On Friday, a portion of the Hoogstraat – a street in close proximity to MVRDV’s Rotterdam office – was reconfigured for the “1.5-metre society”, turning a previously car-choked commercial and residential street into a safe and pleasant area with more space for entrepreneurs, residents and visitors. MVRDV, working as a partner in the ‘Stadslab Hoogkwartier’ (an initiative of MVRDV’s Sanne van Manen and local city-maker Marco Stout), collaborated with the Municipality of Rotterdam, the business association BIZ Hoogkwartier, and the Rotterdam design agency Bende to temporarily alter the layout of the street in response to Covid-19 distancing requirements. The Aldermen of Rotterdam were present at the opening of the “Hoogstraat Is Open” project.

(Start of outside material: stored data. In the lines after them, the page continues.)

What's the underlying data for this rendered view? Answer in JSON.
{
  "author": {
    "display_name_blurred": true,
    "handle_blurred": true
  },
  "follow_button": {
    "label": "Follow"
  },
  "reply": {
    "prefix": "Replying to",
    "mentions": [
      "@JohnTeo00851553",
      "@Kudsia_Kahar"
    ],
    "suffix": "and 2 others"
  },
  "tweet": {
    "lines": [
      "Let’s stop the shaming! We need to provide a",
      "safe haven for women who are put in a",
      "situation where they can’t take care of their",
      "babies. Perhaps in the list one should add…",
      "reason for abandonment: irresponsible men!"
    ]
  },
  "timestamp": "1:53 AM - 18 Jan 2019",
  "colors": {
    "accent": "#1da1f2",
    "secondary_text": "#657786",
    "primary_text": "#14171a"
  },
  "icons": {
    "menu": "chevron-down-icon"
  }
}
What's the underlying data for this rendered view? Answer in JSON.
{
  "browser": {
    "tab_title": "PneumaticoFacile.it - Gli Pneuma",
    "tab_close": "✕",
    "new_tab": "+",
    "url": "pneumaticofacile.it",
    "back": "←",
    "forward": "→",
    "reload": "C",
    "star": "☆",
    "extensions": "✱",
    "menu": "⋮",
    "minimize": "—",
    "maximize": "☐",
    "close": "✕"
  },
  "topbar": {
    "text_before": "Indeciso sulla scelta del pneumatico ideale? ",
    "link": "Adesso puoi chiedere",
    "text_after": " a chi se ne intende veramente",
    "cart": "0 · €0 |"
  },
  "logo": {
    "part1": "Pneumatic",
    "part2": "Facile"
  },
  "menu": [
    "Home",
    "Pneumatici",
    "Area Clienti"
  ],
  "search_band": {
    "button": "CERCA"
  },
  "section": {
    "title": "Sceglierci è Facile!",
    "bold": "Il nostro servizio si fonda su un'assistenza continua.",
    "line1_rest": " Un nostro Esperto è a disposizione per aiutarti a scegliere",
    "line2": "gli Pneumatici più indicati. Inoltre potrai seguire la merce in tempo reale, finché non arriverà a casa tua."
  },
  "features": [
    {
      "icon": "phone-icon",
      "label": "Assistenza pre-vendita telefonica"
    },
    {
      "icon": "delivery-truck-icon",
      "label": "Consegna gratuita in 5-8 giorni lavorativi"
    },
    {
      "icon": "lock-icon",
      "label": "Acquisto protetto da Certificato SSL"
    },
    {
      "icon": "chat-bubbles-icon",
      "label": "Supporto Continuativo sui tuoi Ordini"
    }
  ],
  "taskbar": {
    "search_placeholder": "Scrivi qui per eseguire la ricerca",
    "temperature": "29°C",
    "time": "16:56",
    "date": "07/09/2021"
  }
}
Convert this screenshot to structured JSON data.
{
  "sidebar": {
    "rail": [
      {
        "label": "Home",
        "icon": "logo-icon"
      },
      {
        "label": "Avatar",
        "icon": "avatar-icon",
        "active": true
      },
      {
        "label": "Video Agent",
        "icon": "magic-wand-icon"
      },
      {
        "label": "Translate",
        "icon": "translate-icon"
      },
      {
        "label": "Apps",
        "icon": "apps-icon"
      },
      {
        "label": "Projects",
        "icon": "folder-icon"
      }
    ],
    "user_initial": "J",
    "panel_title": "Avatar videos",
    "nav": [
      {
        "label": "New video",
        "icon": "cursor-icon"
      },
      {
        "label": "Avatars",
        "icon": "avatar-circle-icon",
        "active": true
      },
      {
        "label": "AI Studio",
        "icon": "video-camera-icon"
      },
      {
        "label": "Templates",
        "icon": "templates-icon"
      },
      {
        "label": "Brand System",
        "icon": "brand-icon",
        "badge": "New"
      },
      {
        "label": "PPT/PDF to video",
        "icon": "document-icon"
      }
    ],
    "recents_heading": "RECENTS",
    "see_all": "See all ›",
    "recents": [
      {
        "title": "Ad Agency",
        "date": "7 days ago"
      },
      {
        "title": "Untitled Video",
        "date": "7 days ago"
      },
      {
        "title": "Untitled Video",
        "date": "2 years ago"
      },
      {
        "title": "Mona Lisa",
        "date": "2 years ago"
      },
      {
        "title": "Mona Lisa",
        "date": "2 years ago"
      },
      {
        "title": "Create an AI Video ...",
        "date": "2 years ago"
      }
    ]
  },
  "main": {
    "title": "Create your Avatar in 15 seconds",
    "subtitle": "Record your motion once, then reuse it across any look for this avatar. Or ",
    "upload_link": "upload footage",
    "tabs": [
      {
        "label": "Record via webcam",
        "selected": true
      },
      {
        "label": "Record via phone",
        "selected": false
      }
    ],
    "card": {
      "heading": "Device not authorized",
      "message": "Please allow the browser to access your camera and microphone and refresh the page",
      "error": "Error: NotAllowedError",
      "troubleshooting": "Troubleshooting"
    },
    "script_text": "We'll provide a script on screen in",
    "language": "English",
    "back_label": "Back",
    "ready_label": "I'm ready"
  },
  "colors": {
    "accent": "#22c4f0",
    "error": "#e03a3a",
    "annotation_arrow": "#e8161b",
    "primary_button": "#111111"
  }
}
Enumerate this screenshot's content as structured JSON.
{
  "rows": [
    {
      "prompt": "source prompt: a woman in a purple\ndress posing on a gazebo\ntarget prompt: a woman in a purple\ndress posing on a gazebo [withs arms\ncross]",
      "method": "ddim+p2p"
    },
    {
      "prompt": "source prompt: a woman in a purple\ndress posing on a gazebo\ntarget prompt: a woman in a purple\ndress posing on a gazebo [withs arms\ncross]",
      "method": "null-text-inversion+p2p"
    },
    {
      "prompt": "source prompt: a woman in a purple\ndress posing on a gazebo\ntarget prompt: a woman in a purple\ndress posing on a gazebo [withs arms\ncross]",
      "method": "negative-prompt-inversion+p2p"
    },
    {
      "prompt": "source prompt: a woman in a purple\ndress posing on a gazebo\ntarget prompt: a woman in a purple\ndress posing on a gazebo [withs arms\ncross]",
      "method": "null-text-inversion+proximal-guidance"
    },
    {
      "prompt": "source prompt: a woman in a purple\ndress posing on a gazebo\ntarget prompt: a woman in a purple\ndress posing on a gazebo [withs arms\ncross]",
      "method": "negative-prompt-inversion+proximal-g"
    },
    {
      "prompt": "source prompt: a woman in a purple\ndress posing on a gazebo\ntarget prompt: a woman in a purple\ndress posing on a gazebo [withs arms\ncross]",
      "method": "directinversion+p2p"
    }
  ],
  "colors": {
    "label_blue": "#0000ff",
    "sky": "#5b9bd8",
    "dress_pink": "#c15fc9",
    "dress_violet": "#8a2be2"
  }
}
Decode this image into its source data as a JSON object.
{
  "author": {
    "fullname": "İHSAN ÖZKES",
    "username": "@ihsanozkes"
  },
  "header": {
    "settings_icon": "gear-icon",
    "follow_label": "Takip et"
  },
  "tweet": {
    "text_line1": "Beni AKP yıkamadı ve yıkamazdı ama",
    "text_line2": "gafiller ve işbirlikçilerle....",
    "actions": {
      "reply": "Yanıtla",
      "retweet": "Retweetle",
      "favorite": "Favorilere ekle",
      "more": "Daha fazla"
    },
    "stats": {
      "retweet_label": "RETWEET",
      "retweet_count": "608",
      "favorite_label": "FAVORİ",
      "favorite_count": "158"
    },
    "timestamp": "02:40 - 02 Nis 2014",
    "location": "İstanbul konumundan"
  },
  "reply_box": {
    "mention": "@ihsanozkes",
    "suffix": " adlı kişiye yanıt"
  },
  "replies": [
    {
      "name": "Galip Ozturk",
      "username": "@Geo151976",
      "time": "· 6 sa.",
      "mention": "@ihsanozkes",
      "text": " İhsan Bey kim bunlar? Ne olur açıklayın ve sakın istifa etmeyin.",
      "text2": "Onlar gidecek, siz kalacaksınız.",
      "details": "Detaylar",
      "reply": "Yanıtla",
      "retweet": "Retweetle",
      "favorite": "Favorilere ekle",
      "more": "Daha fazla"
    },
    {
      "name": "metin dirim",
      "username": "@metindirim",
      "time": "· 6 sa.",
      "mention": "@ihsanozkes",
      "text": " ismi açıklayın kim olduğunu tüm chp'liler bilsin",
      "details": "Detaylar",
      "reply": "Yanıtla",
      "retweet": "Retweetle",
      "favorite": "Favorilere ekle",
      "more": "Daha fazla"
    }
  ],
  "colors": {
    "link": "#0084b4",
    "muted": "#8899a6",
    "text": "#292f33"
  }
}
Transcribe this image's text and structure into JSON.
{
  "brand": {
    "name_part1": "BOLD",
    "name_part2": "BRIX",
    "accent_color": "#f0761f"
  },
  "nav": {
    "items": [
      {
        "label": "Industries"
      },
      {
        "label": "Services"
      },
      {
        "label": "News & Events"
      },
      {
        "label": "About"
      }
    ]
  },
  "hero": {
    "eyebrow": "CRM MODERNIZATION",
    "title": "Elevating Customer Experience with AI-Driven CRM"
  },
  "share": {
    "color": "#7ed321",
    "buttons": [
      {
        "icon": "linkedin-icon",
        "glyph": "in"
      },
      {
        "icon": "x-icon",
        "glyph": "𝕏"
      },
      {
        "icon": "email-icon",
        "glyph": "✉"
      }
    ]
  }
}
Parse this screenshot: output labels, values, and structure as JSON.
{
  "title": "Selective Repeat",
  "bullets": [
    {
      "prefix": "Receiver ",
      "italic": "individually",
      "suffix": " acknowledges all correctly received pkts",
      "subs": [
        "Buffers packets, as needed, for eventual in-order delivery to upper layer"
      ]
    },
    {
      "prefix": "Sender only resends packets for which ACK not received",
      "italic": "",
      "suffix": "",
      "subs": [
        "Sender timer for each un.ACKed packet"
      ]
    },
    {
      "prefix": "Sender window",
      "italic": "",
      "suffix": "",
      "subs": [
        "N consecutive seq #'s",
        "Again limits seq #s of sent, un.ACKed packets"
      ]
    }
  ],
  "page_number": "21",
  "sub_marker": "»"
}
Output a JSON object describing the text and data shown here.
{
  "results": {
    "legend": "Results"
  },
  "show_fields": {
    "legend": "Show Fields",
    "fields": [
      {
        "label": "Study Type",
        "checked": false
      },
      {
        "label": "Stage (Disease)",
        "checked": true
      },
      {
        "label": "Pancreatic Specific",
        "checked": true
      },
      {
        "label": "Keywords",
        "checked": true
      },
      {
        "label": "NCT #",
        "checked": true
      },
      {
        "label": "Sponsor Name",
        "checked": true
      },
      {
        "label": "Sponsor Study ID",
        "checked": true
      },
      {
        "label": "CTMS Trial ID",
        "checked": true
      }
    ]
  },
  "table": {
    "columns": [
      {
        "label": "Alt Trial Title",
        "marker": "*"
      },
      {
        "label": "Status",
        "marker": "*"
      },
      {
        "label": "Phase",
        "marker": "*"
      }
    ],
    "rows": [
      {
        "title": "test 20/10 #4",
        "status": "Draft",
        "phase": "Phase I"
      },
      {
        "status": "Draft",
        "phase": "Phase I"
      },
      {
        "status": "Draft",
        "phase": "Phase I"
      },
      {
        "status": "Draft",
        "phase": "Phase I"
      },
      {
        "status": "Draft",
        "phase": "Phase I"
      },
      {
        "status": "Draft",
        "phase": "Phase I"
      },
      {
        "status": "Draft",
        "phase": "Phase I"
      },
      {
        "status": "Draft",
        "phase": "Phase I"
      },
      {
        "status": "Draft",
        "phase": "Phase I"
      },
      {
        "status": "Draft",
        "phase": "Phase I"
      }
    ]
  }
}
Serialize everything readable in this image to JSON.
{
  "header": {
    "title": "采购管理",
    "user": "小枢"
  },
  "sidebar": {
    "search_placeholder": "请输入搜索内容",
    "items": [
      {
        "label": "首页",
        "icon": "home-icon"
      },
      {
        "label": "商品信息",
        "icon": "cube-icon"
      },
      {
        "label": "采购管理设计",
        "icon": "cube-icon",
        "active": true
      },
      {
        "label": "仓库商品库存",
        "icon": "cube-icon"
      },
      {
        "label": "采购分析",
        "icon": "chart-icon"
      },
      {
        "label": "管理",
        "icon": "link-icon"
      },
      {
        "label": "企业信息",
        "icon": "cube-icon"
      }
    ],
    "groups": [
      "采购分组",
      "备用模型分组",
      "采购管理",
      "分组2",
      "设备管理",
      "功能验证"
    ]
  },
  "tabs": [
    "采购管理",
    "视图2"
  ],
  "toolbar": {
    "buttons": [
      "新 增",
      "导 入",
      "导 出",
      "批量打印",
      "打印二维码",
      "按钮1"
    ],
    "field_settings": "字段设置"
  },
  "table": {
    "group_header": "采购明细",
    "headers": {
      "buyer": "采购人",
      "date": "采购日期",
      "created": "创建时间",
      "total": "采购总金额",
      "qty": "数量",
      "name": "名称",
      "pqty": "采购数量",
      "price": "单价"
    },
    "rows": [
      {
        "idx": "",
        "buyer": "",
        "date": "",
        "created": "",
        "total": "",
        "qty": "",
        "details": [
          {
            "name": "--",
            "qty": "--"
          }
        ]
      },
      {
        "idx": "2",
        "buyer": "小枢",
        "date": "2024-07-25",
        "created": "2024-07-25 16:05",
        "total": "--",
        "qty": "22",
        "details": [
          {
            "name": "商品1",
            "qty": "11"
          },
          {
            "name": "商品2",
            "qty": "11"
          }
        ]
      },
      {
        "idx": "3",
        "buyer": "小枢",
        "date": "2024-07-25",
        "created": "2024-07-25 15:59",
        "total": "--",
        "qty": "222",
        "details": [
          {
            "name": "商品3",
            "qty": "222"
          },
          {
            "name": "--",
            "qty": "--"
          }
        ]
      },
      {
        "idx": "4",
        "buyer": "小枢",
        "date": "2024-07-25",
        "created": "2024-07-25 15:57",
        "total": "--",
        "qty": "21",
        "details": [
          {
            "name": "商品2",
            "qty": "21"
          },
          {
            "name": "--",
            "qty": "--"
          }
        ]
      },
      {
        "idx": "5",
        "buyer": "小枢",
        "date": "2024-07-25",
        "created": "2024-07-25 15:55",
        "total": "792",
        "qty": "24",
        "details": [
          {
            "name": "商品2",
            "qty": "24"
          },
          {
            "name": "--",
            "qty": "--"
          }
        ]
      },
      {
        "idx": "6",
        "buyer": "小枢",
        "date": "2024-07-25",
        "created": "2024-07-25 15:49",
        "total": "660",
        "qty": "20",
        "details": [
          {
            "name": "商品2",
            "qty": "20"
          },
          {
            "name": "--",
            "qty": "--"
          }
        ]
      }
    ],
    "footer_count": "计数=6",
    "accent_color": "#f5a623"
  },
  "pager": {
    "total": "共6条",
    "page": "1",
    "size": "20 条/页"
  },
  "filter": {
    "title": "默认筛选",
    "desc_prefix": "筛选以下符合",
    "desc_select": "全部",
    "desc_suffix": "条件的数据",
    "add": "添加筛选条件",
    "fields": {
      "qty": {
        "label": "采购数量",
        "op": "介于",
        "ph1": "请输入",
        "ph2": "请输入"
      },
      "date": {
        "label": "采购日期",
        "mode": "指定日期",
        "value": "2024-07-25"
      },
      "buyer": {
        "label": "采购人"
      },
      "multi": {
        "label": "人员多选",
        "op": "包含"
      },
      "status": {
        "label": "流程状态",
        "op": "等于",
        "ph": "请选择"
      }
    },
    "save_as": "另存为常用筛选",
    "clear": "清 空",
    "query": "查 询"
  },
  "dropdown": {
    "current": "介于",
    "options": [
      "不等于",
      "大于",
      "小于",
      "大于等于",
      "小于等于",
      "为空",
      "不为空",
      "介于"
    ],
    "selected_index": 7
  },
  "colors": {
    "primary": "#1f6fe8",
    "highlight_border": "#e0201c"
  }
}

The Hoogstraat is a commercial and residential street with car parking spaces along both sides of the street and narrow sidewalks serving a variety of small, mostly independent shops, cafés, and other businesses. As the Netherlands emerges from the Covid-19 pandemic, the government is allowing businesses to reopen provided they can put provisions in place to maintain the recommended distance of 1.5 metres between customers – in many cases by making use of outdoor spaces.
The sidewalks on the Hoogstraat are too narrow to maintain this 1.5-metre distance or to expand the terraces. As part of the municipality’s “Rotterdam geeft de ruimte” (Rotterdam provides space) program, the street has therefore been closed to car traffic, allowing people to walk and cycle on the street while using decks placed in the parking spaces and the sidewalks as terraces for the businesses. In addition, an additional 200m2 of greenery in the street in the form of large temporary planters make the street a more pleasant environment in which to spend time.
“The Hoogstraat is a beautiful post-war street with an interesting mix of housing, small speciality stores, and unique places to get food and drinks. But the street is rather small and therefore difficult to open under the circumstances of the 1.5-metre society, which requires more space”, says Sanne van Manen, Associate at MVRDV. “So we decided to collaborate to see if we could develop a safe way for the neighbourhood to become more green, a safe way to shop, a safe way to create these terraces to support the local economy.”
“The Hoogstraat shows the beauty that can arise when residents and entrepreneurs work together to come up with a plan to improve their own living environment and give each other space”, adds Barbara Kathmann, Rotterdam’s Alderman for the economy, neighbourhoods, and small cores. “The creativity, guts and enthusiasm of the residents on the Hoogstraat is infectious and an inspiration for the municipality and other Rotterdam streets.”
The project is being rolled out in phases. With the first phase completed, transforming the street between Kipstraat and Goudsewagenstraat transformed, the neighbourhood will now be evaluated to inform the second phase, which aims to transform the section of the street up to Oostplein. The Hoogstraat Is Open project benefits greatly from the expertise gained during the Mobility Challenge, an experiment realised in the Hoogkwartier by the same partnership in 2019 that saw residents of the area try out new modes of transport, and car parking spaces replaced with miniature parks.
The ambition is to realise all elements of the Hoogstraat Is Open project using principles of the circular economy. The decks are made available by the municipality and are produced from recycled wood. The greenery comes from other places in the city and will be reused after the project.